When I somehow managed to start running when my body was screaming to just stay still, there was intense discomfort and pain for one to two minutes, and then everything disappeared and the full run became a sheer joy and pleasure.  Bur breaking through the screaming pain barrier was a few minutes of hell.

Excuse my focus on my running please. I am running long distance for the first time in my life, and soon I will be at my weight when I was 20 years old. Those of you who have been through the process will understand what I am feeling, those of you who have not might find some meaning in what I say.

What has all this to do with primal instincts that drive us to innovate?

Pain, hardship and painstaking labour evoke true motivation and provoke deep emotional connections that build real understanding, empathy and a vision of knowledge as it should be managed, manipulated and made to become a prototype in the real world.   

That is my realisation about why innovation is an inherent part of our lives, and should naturally occur in every person’s life.

We should not be looking at innovation as an outside experience.

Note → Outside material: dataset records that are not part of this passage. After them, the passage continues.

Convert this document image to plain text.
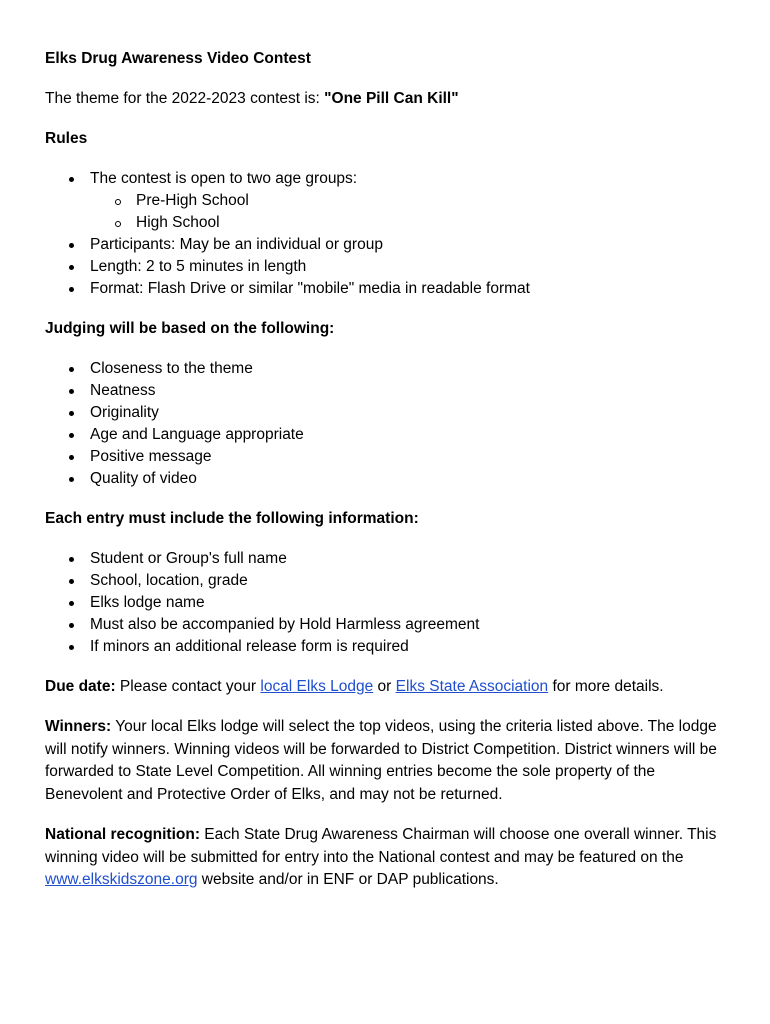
Elks Drug Awareness Video Contest

The theme for the 2022-2023 contest is: "One Pill Can Kill"

Rules

The contest is open to two age groups:
Pre-High School
High School
Participants: May be an individual or group
Length: 2 to 5 minutes in length
Format: Flash Drive or similar "mobile" media in readable format

Judging will be based on the following:

Closeness to the theme
Neatness
Originality
Age and Language appropriate
Positive message
Quality of video

Each entry must include the following information:

Student or Group's full name
School, location, grade
Elks lodge name
Must also be accompanied by Hold Harmless agreement
If minors an additional release form is required

Due date: Please contact your local Elks Lodge or Elks State Association for more details.

Winners: Your local Elks lodge will select the top videos, using the criteria listed above. The lodge will notify winners. Winning videos will be forwarded to District Competition. District winners will be forwarded to State Level Competition. All winning entries become the sole property of the Benevolent and Protective Order of Elks, and may not be returned.

National recognition: Each State Drug Awareness Chairman will choose one overall winner. This winning video will be submitted for entry into the National contest and may be featured on the www.elkskidszone.org website and/or in ENF or DAP publications.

It is what makes us who we are, every waking and sleeping moment of our lives. That is what our lives are built upon – the constant need to improve and change and to become better at what we do and who we are.

If that is not the innovation process, then what is?

A big problem is that innovation has become a word and process that only the almighty THEY are able to use.  The rickshaw peddler who sticks a wind driven fan in the front of his vehicle to generate attractive sound and motion to attract customers is being innovative. The hawker who uses a charcoal stove to cook, and sets-up a foot pump driven fan to fan the charcoal blaze to generate different levels of heat for the cooking process, is being innovative. The al fresco shop owner who lays out a hole-ridden hose on top of his roof to cool down the restaurant, and does this for next to no-cost even, is being innovative.

These people are not setting out to be innovative. They are faced with problems, not enough customers for the rickshaw peddler, not enough heat for the charcoal chef, too much heat for al fresco dining – they are close to the problem, it affects their livelihood, this causes a PAIN that needs to be removed. So without trying to understand what innovation is and what the process is, they have become innovators, and successful ones too.

We come back to the word ‘PAIN’.

Putting aside all the research, putting aside all the data, putting aside the knowledge gurus and leading experts – let us just look at PAIN.

Pain is a primal feeling, and we need no experience of it to recognize it and know when we will or are facing it. It elicits determination, will, passion – all those things that drive us at a primal level. I certainly am not talking just about physical pain, but also emotional, mental and psychic pain – that which we can imagine a person close to us is feeling.

My theory is that if someone is placed in a situation where enough pain is felt or perceived, then you can generate the full resources of the human spirit to combat that pain – to remove it, to surpass it or to ensure it does not happen again. There are many categories for plans of actions.

The most important thing to achieve should anyone want to be able to connect to someone else’s pain in an ethical (or perhaps unethical too?) manner is to understand what the NEED is that has to be achieved, and what the personal thresholds for the people involved are. This is of course problematic, but with enough experience and know-how, what is there that is not possible?

I guess that is what my big realisation is as I spend my exhilarating time on the road when running. My pain translates into an over active imagination that starts laying out tasks and achievements that need to happen for me. My family and friends ask me how the heck it is that I do not find it boring, but for me, it is exciting as every run is a passage of new discoveries and realisations. In fact, the instant I enter my home after every run, I quickly start making notes so I do not forget when my brain succumbs to the flood of endorphins, that is another great reward after experiencing pain.

Do you know, in the time I started running, I have written a 110K word novel titled ‘Kitrajaedon: Book One – Champions and Masters’? It took two months, and is a story about fantasy, science and fiction of man and our legends spanning the universe in search of design and meaning. Will be releasing it on Amazon in two to three weeks. I pretty much wrote the book while I was running, and the ideas don’t stop. In fact, I am already started on the second book (of the complete series of ten books) while I am making final edits to this one.

Yeah Baby! It’s not the power of love, it’s the power of pain!